Enterrement de Jésus, peinture sur huile de Giovanni Battista

Comme vous le savez sûrement, a lieu en ce moment, du 10 avril au 23 mai 2010, l’ostentation du Saint Suaire, dans le Dôme de Turin.

Quoi qu’on pense de la véracité de ce linceul, il est troublant. Soit il est vrai, et dans ce cas, il est incroyable de pouvoir disposer de l’image du Christ et d’une preuve de la résurrection. Soit c’est un faux et alors le génie humain a montré des ressources insoupçonnées puisque nous ne savons, a priori, pas reproduire cette œuvre.

Je me suis longtemps détourné de ce linceul, n’y accordant que peu d’importance. Il n’était, pensais-je, pas indispensable à ma foi et qu’il soit vrai ou faux, cela ne changeait rien au fond. Et quand en 1988 la datation au carbone 14 a daté le linceul du moyen-âge, cela ne m’a pas gêné. Après tout, de nombreuses églises recèlent des morceaux de la croix ou de la couronne d’épines, je ne sais si elles sont toutes véridiques et, encore une fois, cela ne change rien à l’essentiel. Jésus a dit à Thomas : « Parce que tu me vois, tu crois. Heureux ceux qui n’ont pas vu et qui ont cru. » (Jn 20, 29)

J’ai vu récemment une émission diffusée sur Arte : documentaire de niveau moyen mais qui faisait la synthèse des dernières contradictions scientifiques. Et la plus importante étant que la datation au carbone 14 a été faite sur un morceau rapiécé au moyen-âge, ce qui explique la date estimée. Quelques jours plus tard, je vois un reportage au journal télévisé de France2, sans doute autour du 10 avril, reportage de quelques minutes sur l’ostentation 2010. Ce reportage, après avoir défendu la thèse de la véracité – enfin les chrétiens se disent persuadés que le linceul est vrai – finissait par l’interview de quelques secondes d’un scientifique italien qui prétend savoir reproduire le linceul. Une recherche sur internet me permet de trouver la trace de cet homme, il s’agit de Luigi Garlaschelli.

Voilà où l’on en est : d’un côté des difficultés à expliquer la formation de cette image, des doutes sur la datation faite en 1988, une masse de gens qui refusent d’admettre que ce linceul ne puisse être vrai. De l’autre, des doutes, sincères et sérieux, et cet italien qui prétend savoir reproduire le suaire. Je n’ai pas lu son dossier complet – il est en italien que je ne comprends pas – et je ne sais pas si son travail a été contesté ou pas. Il prétend n’avoir utilisé que les méthodes disponibles au moyen-âge. Mais admettons qu’il ait raison, que ce suaire ait pu être l’oeuvre d’un faussaire dans les années 1300. Oui, mais quid de la datation ? Si une nouvelle datation avec des échantillons pris au centre du Suaire prouvait que l’étoffe datait bien de l’époque de Jésus ? Pourquoi ce faussaire au moyen-âge aurait-il utilisé un tissu datant de 1300 ans ?

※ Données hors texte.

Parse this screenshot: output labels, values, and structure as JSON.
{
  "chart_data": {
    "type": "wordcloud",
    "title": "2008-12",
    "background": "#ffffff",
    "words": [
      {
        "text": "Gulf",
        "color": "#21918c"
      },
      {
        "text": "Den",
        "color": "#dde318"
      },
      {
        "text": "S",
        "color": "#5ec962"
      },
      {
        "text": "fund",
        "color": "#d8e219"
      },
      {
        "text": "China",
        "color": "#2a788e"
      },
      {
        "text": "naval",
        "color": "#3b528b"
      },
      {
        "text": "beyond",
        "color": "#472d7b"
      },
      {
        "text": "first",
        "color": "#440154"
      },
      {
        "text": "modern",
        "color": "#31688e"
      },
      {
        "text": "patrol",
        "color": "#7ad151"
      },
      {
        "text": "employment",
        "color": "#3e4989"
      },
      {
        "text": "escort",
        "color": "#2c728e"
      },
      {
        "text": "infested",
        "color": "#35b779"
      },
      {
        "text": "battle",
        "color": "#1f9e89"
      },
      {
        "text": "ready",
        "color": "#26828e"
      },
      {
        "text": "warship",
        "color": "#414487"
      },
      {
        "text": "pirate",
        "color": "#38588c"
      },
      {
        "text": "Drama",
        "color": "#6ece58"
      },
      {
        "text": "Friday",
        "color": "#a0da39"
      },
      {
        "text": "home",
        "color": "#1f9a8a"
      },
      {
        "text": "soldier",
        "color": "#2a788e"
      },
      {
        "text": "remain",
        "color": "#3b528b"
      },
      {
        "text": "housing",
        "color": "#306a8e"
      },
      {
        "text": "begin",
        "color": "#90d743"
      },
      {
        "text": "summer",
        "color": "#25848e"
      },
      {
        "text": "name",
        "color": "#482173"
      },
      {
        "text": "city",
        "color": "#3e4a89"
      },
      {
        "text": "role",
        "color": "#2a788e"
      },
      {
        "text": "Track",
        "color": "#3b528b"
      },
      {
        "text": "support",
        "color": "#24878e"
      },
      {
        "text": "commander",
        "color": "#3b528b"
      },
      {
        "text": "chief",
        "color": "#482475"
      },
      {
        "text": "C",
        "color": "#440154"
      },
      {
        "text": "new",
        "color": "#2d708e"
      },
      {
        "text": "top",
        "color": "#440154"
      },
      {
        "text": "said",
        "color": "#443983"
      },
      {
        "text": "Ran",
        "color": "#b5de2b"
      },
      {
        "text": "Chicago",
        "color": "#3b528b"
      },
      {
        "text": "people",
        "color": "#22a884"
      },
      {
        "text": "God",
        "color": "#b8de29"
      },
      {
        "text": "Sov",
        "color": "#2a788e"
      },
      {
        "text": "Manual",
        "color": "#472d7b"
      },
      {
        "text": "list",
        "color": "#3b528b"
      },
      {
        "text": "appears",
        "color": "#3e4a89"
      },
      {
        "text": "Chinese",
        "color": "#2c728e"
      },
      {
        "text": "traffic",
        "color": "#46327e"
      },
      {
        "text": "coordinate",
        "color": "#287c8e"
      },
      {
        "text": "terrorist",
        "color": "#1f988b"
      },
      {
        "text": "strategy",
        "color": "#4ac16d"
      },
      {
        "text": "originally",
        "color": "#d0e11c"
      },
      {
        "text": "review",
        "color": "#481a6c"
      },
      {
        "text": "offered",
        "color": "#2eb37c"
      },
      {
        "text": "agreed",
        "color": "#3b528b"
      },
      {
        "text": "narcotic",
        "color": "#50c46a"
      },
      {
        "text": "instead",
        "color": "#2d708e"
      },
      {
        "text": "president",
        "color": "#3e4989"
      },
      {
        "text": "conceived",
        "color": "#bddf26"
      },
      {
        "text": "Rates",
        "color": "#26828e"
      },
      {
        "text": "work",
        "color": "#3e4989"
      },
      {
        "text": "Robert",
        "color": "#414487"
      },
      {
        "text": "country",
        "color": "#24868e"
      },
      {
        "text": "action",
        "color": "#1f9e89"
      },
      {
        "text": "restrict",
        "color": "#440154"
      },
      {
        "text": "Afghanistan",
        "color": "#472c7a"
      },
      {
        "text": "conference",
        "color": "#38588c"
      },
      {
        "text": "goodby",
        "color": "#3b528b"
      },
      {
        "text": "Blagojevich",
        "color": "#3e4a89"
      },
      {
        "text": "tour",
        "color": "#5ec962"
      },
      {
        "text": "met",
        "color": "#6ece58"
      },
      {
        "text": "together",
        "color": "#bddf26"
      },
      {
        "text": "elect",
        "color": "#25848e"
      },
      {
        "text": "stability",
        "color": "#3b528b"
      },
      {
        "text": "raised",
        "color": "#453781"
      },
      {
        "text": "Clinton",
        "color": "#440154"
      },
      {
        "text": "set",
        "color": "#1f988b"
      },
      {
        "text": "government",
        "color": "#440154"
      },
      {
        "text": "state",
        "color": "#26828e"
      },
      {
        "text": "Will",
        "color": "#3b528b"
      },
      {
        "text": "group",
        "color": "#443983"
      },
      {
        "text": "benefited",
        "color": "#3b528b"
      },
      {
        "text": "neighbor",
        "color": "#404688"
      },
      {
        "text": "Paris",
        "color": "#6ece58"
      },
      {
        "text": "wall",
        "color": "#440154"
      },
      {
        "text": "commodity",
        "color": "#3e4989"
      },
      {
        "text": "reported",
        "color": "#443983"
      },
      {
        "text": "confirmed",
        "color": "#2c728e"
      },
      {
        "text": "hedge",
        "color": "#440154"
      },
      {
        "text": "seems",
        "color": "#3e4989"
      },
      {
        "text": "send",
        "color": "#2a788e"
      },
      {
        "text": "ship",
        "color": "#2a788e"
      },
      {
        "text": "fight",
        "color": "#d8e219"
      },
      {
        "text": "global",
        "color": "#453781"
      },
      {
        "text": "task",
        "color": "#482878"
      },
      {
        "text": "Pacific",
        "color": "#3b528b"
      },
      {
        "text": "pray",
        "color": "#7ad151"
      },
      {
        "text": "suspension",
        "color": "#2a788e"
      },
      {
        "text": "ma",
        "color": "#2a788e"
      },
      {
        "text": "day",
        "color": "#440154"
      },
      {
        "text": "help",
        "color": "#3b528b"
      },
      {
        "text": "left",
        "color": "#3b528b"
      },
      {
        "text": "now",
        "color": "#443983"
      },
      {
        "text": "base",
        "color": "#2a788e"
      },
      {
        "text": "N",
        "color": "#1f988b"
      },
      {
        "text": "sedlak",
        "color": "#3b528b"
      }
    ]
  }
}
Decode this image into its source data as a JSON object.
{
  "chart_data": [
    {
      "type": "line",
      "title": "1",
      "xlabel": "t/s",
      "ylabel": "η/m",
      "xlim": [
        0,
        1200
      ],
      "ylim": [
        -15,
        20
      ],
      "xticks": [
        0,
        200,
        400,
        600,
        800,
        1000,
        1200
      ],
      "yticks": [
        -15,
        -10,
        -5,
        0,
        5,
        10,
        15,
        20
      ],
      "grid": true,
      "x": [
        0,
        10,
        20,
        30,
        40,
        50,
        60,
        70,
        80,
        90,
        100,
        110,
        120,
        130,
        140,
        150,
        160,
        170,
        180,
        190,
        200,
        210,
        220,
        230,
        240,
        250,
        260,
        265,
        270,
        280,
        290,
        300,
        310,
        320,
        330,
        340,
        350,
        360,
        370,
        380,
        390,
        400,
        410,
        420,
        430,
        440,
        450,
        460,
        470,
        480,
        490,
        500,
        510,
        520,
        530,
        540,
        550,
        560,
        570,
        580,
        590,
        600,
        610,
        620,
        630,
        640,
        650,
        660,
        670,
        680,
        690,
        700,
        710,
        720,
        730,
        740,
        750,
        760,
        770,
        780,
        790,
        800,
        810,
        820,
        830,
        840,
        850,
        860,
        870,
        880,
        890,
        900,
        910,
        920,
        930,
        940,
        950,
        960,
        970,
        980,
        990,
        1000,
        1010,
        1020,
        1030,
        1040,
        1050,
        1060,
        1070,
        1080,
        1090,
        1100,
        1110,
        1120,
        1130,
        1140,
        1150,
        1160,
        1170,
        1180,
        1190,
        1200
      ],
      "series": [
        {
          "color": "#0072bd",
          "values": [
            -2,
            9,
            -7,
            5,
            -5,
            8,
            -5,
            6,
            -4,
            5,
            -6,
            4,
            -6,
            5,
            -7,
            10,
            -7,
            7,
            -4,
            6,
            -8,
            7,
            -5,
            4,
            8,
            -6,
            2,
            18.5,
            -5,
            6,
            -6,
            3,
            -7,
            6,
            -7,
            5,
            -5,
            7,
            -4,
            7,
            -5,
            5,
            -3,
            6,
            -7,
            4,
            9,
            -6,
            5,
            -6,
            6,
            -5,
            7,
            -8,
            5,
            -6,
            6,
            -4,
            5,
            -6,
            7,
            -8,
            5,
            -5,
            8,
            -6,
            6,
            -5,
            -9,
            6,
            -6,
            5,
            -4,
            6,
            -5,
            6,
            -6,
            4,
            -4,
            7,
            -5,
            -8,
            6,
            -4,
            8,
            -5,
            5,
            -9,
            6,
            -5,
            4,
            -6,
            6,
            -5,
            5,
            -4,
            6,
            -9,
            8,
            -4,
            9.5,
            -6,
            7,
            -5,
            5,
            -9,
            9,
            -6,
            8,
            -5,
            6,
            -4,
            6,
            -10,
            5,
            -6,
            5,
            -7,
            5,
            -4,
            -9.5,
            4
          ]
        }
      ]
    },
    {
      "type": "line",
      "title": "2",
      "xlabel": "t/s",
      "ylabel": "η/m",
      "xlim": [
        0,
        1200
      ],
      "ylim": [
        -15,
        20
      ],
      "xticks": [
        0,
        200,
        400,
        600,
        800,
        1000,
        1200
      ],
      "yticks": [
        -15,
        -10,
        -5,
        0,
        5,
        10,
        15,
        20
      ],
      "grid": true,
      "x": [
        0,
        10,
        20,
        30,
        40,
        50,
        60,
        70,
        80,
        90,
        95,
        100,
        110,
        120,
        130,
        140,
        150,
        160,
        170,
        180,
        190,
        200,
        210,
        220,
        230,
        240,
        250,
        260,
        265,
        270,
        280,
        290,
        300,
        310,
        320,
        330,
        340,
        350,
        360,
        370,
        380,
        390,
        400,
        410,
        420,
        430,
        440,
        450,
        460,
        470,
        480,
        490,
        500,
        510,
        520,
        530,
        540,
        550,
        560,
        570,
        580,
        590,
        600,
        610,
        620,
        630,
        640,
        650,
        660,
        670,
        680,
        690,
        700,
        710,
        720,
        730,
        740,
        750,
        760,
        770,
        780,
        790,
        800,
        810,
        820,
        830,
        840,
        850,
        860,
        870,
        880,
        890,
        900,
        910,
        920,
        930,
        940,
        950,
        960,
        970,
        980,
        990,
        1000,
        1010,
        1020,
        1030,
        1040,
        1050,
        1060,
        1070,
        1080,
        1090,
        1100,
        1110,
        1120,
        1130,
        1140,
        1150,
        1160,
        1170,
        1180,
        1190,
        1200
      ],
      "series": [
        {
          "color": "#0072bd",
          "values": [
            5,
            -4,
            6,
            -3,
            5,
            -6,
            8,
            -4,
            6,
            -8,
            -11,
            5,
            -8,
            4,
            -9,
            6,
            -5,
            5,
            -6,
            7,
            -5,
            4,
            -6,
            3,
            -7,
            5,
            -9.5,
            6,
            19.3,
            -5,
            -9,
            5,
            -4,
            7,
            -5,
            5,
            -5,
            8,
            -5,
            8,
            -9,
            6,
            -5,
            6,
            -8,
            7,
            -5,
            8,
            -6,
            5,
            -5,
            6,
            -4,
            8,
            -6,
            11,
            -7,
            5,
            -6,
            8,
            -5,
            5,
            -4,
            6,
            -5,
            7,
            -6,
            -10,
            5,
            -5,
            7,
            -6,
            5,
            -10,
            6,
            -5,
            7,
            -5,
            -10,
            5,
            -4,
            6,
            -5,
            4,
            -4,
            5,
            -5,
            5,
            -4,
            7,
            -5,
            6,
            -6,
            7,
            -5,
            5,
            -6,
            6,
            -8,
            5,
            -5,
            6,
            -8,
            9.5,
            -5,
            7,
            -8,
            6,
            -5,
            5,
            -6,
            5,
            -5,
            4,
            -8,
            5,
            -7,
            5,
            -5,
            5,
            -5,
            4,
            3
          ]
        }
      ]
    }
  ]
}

Autre point. En admettant toujours qu’un faussaire est à l’origine de l’image du linceul, quel aurait été son but ? Je comprends le but de créer de toutes pièces des fausses reliques afin de donner des preuves aux gens qui doutent. Et apparemment ce fut le cas au moyen-âge pour de nombreuses reliques. Mais là, pourquoi créer des preuves « invisibles » ? Pourquoi s’être ingénié à imprimer une silhouette de cadavre qu’on ne voit pas à l’œil nu ? Et dont la science moderne a montré de nombreuses spécificités, dont l’aspect tri-dimensionnel ? Je ne parviens pas à comprendre les motivations dans ce cas-là.

Bref, il est probable qu’on ne saura peut-être jamais dire si le suaire a réellement enveloppé le Christ. Et si jamais cette preuve irréfutable était donné au monde – quelle qu’elle soit – il est aussi probable que cela ne changera rien à ce que les gens pensent du Christ et de l’évangile.